Banco di Sardegna Sassari – Umana Reyer 83-86

Parziali: 23-11; 17-22; 20-29; 23-24.

Progressivi: 23-11; 40-33; 60-62; 83-86.

Dinamo Banco di Sardegna. Spissu 2, Smith 12, Bamforth 15, Petteway 16, Devecchi, Magro 1, Pierre, Gentile 6, Thomas 4, Polonara 15, Diop, Cooley 12. All. Vincenzo Esposito

Reyer Venezia. Haynes 15, Stone, Bramos 9, Tonut 13, Daye 21, De Nicolao 3, Vidmar 6, Jerkovic, Biligha 2, Giuri 7, Cerella, Watt 10. All. Walter De Raffaele

L’Umana Reyer conquista la sesta vittoria in altrettante partite espugnando 83-86 il PalaSerradimigni di Sassari al termine di una gara che gli orogranata hanno portato a casa dopo averne cambiato l’inerzia nel terzo quarto.
Successo importante per gli uomini di coach De Raffaele che si è detto orgoglioso dei propri giocatori, spendendo una parola di merito per Marco Giuri (+14 di plus minus e 11 di valutazione che è stato molto importante nel successo esterno).
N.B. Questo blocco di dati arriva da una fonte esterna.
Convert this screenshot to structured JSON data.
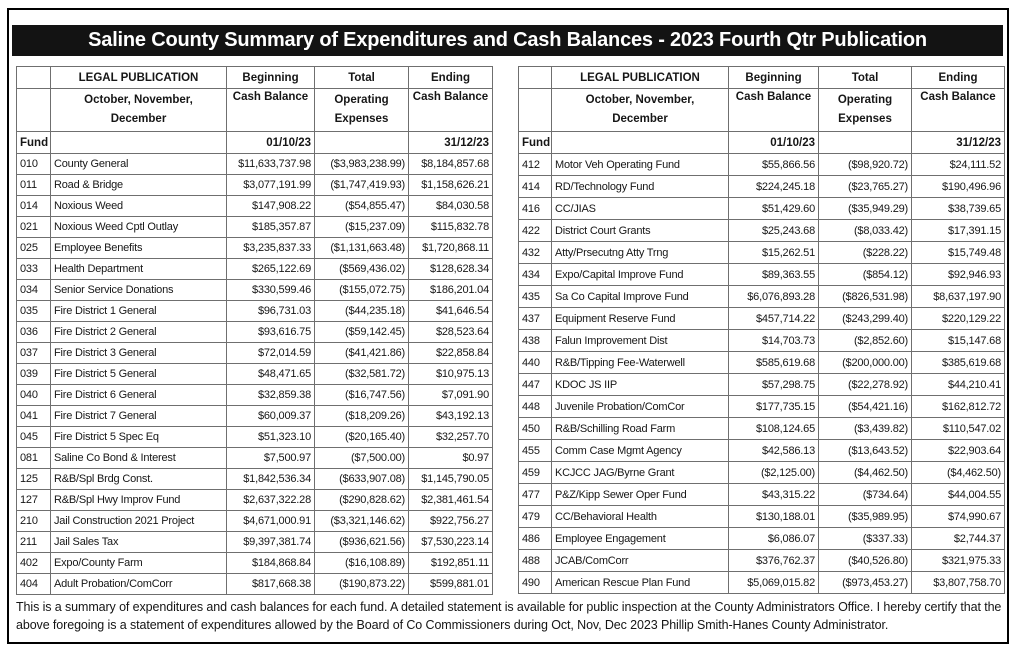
{
  "page": {
    "title": "Saline County Summary of Expenditures and Cash Balances - 2023 Fourth Qtr Publication",
    "footer": "This is a summary of expenditures and cash balances for each fund.  A detailed statement is available for public inspection at the County Administrators Office. I hereby certify that the above foregoing is a statement of expenditures allowed by the Board of Co Commissioners during Oct, Nov, Dec 2023 Phillip Smith-Hanes County Administrator."
  },
  "colors": {
    "title_bar_bg": "#131313",
    "title_bar_text": "#ffffff",
    "table_grid": "#6f6f6f"
  },
  "header": {
    "fund": "Fund",
    "legal_publication_line1": "LEGAL PUBLICATION",
    "legal_publication_line2": "October, November,",
    "legal_publication_line3": "December",
    "beginning_line1": "Beginning",
    "beginning_line2": "Cash Balance",
    "beginning_date": "01/10/23",
    "total_line1": "Total",
    "total_line2": "Operating",
    "total_line3": "Expenses",
    "ending_line1": "Ending",
    "ending_line2": "Cash Balance",
    "ending_date": "31/12/23"
  },
  "left_table": {
    "rows": [
      {
        "fund": "010",
        "name": "County General",
        "beginning": "$11,633,737.98",
        "expenses": "($3,983,238.99)",
        "ending": "$8,184,857.68"
      },
      {
        "fund": "011",
        "name": "Road & Bridge",
        "beginning": "$3,077,191.99",
        "expenses": "($1,747,419.93)",
        "ending": "$1,158,626.21"
      },
      {
        "fund": "014",
        "name": "Noxious Weed",
        "beginning": "$147,908.22",
        "expenses": "($54,855.47)",
        "ending": "$84,030.58"
      },
      {
        "fund": "021",
        "name": "Noxious Weed Cptl Outlay",
        "beginning": "$185,357.87",
        "expenses": "($15,237.09)",
        "ending": "$115,832.78"
      },
      {
        "fund": "025",
        "name": "Employee Benefits",
        "beginning": "$3,235,837.33",
        "expenses": "($1,131,663.48)",
        "ending": "$1,720,868.11"
      },
      {
        "fund": "033",
        "name": "Health Department",
        "beginning": "$265,122.69",
        "expenses": "($569,436.02)",
        "ending": "$128,628.34"
      },
      {
        "fund": "034",
        "name": "Senior Service Donations",
        "beginning": "$330,599.46",
        "expenses": "($155,072.75)",
        "ending": "$186,201.04"
      },
      {
        "fund": "035",
        "name": "Fire District 1 General",
        "beginning": "$96,731.03",
        "expenses": "($44,235.18)",
        "ending": "$41,646.54"
      },
      {
        "fund": "036",
        "name": "Fire District 2 General",
        "beginning": "$93,616.75",
        "expenses": "($59,142.45)",
        "ending": "$28,523.64"
      },
      {
        "fund": "037",
        "name": "Fire District 3 General",
        "beginning": "$72,014.59",
        "expenses": "($41,421.86)",
        "ending": "$22,858.84"
      },
      {
        "fund": "039",
        "name": "Fire District 5 General",
        "beginning": "$48,471.65",
        "expenses": "($32,581.72)",
        "ending": "$10,975.13"
      },
      {
        "fund": "040",
        "name": "Fire District 6 General",
        "beginning": "$32,859.38",
        "expenses": "($16,747.56)",
        "ending": "$7,091.90"
      },
      {
        "fund": "041",
        "name": "Fire District 7 General",
        "beginning": "$60,009.37",
        "expenses": "($18,209.26)",
        "ending": "$43,192.13"
      },
      {
        "fund": "045",
        "name": "Fire District 5 Spec Eq",
        "beginning": "$51,323.10",
        "expenses": "($20,165.40)",
        "ending": "$32,257.70"
      },
      {
        "fund": "081",
        "name": "Saline Co Bond & Interest",
        "beginning": "$7,500.97",
        "expenses": "($7,500.00)",
        "ending": "$0.97"
      },
      {
        "fund": "125",
        "name": "R&B/Spl Brdg Const.",
        "beginning": "$1,842,536.34",
        "expenses": "($633,907.08)",
        "ending": "$1,145,790.05"
      },
      {
        "fund": "127",
        "name": "R&B/Spl Hwy Improv Fund",
        "beginning": "$2,637,322.28",
        "expenses": "($290,828.62)",
        "ending": "$2,381,461.54"
      },
      {
        "fund": "210",
        "name": "Jail Construction 2021 Project",
        "beginning": "$4,671,000.91",
        "expenses": "($3,321,146.62)",
        "ending": "$922,756.27"
      },
      {
        "fund": "211",
        "name": "Jail Sales Tax",
        "beginning": "$9,397,381.74",
        "expenses": "($936,621.56)",
        "ending": "$7,530,223.14"
      },
      {
        "fund": "402",
        "name": "Expo/County Farm",
        "beginning": "$184,868.84",
        "expenses": "($16,108.89)",
        "ending": "$192,851.11"
      },
      {
        "fund": "404",
        "name": "Adult Probation/ComCorr",
        "beginning": "$817,668.38",
        "expenses": "($190,873.22)",
        "ending": "$599,881.01"
      }
    ]
  },
  "right_table": {
    "rows": [
      {
        "fund": "412",
        "name": "Motor Veh Operating Fund",
        "beginning": "$55,866.56",
        "expenses": "($98,920.72)",
        "ending": "$24,111.52"
      },
      {
        "fund": "414",
        "name": "RD/Technology Fund",
        "beginning": "$224,245.18",
        "expenses": "($23,765.27)",
        "ending": "$190,496.96"
      },
      {
        "fund": "416",
        "name": "CC/JIAS",
        "beginning": "$51,429.60",
        "expenses": "($35,949.29)",
        "ending": "$38,739.65"
      },
      {
        "fund": "422",
        "name": "District Court Grants",
        "beginning": "$25,243.68",
        "expenses": "($8,033.42)",
        "ending": "$17,391.15"
      },
      {
        "fund": "432",
        "name": "Atty/Prsecutng Atty Trng",
        "beginning": "$15,262.51",
        "expenses": "($228.22)",
        "ending": "$15,749.48"
      },
      {
        "fund": "434",
        "name": "Expo/Capital Improve Fund",
        "beginning": "$89,363.55",
        "expenses": "($854.12)",
        "ending": "$92,946.93"
      },
      {
        "fund": "435",
        "name": "Sa Co Capital Improve Fund",
        "beginning": "$6,076,893.28",
        "expenses": "($826,531.98)",
        "ending": "$8,637,197.90"
      },
      {
        "fund": "437",
        "name": "Equipment Reserve Fund",
        "beginning": "$457,714.22",
        "expenses": "($243,299.40)",
        "ending": "$220,129.22"
      },
      {
        "fund": "438",
        "name": "Falun Improvement Dist",
        "beginning": "$14,703.73",
        "expenses": "($2,852.60)",
        "ending": "$15,147.68"
      },
      {
        "fund": "440",
        "name": "R&B/Tipping Fee-Waterwell",
        "beginning": "$585,619.68",
        "expenses": "($200,000.00)",
        "ending": "$385,619.68"
      },
      {
        "fund": "447",
        "name": "KDOC JS IIP",
        "beginning": "$57,298.75",
        "expenses": "($22,278.92)",
        "ending": "$44,210.41"
      },
      {
        "fund": "448",
        "name": "Juvenile Probation/ComCor",
        "beginning": "$177,735.15",
        "expenses": "($54,421.16)",
        "ending": "$162,812.72"
      },
      {
        "fund": "450",
        "name": "R&B/Schilling Road Farm",
        "beginning": "$108,124.65",
        "expenses": "($3,439.82)",
        "ending": "$110,547.02"
      },
      {
        "fund": "455",
        "name": "Comm Case Mgmt Agency",
        "beginning": "$42,586.13",
        "expenses": "($13,643.52)",
        "ending": "$22,903.64"
      },
      {
        "fund": "459",
        "name": "KCJCC JAG/Byrne Grant",
        "beginning": "($2,125.00)",
        "expenses": "($4,462.50)",
        "ending": "($4,462.50)"
      },
      {
        "fund": "477",
        "name": "P&Z/Kipp Sewer Oper Fund",
        "beginning": "$43,315.22",
        "expenses": "($734.64)",
        "ending": "$44,004.55"
      },
      {
        "fund": "479",
        "name": "CC/Behavioral Health",
        "beginning": "$130,188.01",
        "expenses": "($35,989.95)",
        "ending": "$74,990.67"
      },
      {
        "fund": "486",
        "name": "Employee Engagement",
        "beginning": "$6,086.07",
        "expenses": "($337.33)",
        "ending": "$2,744.37"
      },
      {
        "fund": "488",
        "name": "JCAB/ComCorr",
        "beginning": "$376,762.37",
        "expenses": "($40,526.80)",
        "ending": "$321,975.33"
      },
      {
        "fund": "490",
        "name": "American Rescue Plan Fund",
        "beginning": "$5,069,015.82",
        "expenses": "($973,453.27)",
        "ending": "$3,807,758.70"
      }
    ]
  }
}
Parte meglio la Dinamo, che nel primo tempo conquista un vantaggio di 7 lunghezze. Nel secondo tempo gli orogranata trovano un super Austin Daye che insieme al gioco corale permette all’Umana Reyer di tornare in partita: la sfida diventa una danza punto a punto e gli orogranata toccano anche un vantaggio di 8 punti. Finale al cardiopalmo con due triple di Bamforth che riportano Sassari -1 con 5″ da giocare. La preghiera di Smith si ferma al primo ferro e l’Umana Reyer può festeggiare una vittoria storica: mai una stagione in Serie A era iniziata con un 6-0.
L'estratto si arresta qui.